On Thursday 11th November, Christopher Bailey came to Chelsea to perform a Q & A session with the students participating in the Inside / Outside Project. He opened the session with an introduction.
"Be great designers, with attitude. Good design is expected, but it is how we communicate that design, which is equally, if not more important. There are lots of ideas out there and to make one stand out you need to have a razor sharp vision - what’s your point of view? The way designer’s articulate and communicate their designs is what sets them aside, it’s about finding your voice."
Lots of questions were posed from the audience which covered: craft and heritage; digital media; sustainability; and the project itself.
The big ‘sustainability’ word was flagged up through a question from the audience. Bailey explained that there are lots of ways to address this issue within the design process. They recycle or reuse their fabric remnants and have re-designed the layout and format of the Burberry HQ on Westminster with consideration to energy and material use. But, the most eco aspect of the brand is that their look books and marketing campaigns are paperless - they have gone digital.

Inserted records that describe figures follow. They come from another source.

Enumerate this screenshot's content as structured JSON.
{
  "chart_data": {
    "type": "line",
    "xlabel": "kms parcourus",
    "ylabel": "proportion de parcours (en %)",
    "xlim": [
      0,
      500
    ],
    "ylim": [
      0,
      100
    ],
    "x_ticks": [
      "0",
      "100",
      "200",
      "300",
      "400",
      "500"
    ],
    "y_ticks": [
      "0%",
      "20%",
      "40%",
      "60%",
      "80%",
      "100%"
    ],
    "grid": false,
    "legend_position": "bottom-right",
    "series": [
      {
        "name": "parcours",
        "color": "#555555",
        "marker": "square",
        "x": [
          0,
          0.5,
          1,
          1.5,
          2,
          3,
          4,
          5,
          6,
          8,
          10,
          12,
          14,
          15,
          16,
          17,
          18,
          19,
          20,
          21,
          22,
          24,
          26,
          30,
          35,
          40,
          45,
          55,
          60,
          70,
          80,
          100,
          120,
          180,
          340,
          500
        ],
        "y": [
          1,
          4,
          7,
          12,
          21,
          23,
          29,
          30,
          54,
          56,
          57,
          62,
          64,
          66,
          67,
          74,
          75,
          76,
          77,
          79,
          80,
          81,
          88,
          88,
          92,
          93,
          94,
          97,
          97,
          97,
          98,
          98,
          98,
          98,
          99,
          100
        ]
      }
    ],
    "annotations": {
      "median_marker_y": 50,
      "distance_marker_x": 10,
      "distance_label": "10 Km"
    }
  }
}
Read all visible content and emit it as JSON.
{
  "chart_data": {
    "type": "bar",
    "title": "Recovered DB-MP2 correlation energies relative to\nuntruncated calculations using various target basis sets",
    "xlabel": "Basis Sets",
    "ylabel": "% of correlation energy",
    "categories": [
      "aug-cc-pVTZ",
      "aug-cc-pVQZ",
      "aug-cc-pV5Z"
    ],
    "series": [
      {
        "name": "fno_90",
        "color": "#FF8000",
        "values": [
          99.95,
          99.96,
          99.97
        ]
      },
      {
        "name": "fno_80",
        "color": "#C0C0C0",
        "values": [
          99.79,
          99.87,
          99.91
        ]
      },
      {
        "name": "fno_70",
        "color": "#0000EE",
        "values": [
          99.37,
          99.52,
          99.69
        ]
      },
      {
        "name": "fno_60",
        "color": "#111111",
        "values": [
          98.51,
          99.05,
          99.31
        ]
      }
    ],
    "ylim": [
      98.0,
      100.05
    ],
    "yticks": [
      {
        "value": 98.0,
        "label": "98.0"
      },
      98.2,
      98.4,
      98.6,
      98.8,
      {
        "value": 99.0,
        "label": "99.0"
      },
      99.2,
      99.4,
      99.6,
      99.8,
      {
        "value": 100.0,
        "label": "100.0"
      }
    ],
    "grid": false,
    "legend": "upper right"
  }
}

Last year they launched The Art of the Trench, on online social media platform which archives images of the iconic trench coat past and present. In true street-style format, Scott Schulman from The Sartorialist and other top photographers were commissioned but the platform is also partly user generated. Visitors can submit their own images, as well as choose their favourite photos, comment on individual pictures and share them with others (via Facebook and other applications).
Another way to address sustainability is craftsmanship and The Art of the Trench documents how well-crafted and designed garments can transcend from one generation to the next, what we call here at TED 'long-life'. Another venture by Burberry that celebrates long-life garments, is Burberry Bespoke, that will launch next year, offering an online bespoke service for trench coats. This concept explores personalisation and extends the remit of the design process by opening it up to the individual.
Some students asked what the panel will be looking for when judging the Inside / Outside Project. The response - "that gut feeling and a sensory reaction to something. The passion will be reflected within your work, when someone invests their heart and soul into a project - it screams. Being mindful of your design and its place in the world helps, a 360 projection of where it fits in the world and how it will be used. What’s the bigger picture? How does it work / function in people's lives? "
I thought this was a fantastic Q & A session with honest, direct and inspirational responses to each question. I think behind Bailey’s genius and vision, lies a basic commitment to a powerful way of design thinking. This goes beyond being a fashion designer and is about using the power of design as a means of exploring new possibilities, creating new choices, and bringing new solutions into the world.